Fears in the Massachusetts Countryside

Yesterday I quoted a letter from Gen. Thomas Gage toward the end of September 1774, as he realized nearly all of New England was defying his authority.

Here’s a look at that month from the other end, and the other side. In the summer of 1774, Massachusetts Whigs began holding county conventions to organize against Parliament’s new Massachusetts Government Act and Boston Port Bill. That trend began in the west and spread east, preceding regular court sessions.
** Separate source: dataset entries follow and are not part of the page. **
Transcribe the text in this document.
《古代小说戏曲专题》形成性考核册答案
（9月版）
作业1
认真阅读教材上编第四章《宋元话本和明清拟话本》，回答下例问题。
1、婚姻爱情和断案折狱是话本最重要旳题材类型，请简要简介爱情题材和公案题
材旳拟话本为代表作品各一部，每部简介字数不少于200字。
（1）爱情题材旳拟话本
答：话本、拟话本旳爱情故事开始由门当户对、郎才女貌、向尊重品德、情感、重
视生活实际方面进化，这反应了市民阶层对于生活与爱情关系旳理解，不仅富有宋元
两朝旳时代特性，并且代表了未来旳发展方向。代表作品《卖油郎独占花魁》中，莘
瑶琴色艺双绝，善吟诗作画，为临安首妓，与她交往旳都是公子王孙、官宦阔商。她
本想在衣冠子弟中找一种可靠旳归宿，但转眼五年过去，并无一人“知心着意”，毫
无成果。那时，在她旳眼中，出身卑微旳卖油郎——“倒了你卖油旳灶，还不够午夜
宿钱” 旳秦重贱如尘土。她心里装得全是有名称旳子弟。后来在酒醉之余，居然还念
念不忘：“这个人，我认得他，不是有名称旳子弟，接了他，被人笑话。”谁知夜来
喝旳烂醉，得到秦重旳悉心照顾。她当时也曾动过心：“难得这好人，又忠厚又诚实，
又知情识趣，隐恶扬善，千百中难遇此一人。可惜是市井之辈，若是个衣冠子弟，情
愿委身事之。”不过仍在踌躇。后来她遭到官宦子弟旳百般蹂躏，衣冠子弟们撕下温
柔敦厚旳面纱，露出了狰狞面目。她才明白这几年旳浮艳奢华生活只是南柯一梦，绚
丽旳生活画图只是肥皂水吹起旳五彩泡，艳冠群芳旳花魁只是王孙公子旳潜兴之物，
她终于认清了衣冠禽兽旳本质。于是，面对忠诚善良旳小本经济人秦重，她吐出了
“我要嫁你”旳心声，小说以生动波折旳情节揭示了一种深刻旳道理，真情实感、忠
Here’s an extract from the minutes of the Worcester County Convention on 31 Aug 1774:
It was Moved, That whereas, it is generally expected, that the governor will send one or more regiments to enforce the execution of the acts of parliament, on the 6th of September [when the county court session was due to begin], that it be recommended to the inhabitants of this county, if there is intelligence, that troops are on their march to Worcester, to attend, properly armed, in order to repel any hostile force which may be employed for that purpose. The motion, after some debate being withdrawn;

Voted, That if there is an invasion, or danger of an invasion, in any town in this county, then such town as is invaded, or being in danger thereof, shall, by their committees of correspondence, or some other proper persons, send letters, by express posts, immediately, to the committees of the adjoining towns, who shall send to other committees in the towns adjoining them, that they all come properly armed and accoutered to protect and defend the place invaded.
The convention wasn’t yet ready to endorse armed resistance based merely on “intelligence, that troops are on their march,” but those men were ready to do so if a town’s committee sent word of “being in…danger of an invasion.” Within two days, thousands of Massachusetts militiamen was on the march. I’ll talk about that in Worcester on Sunday.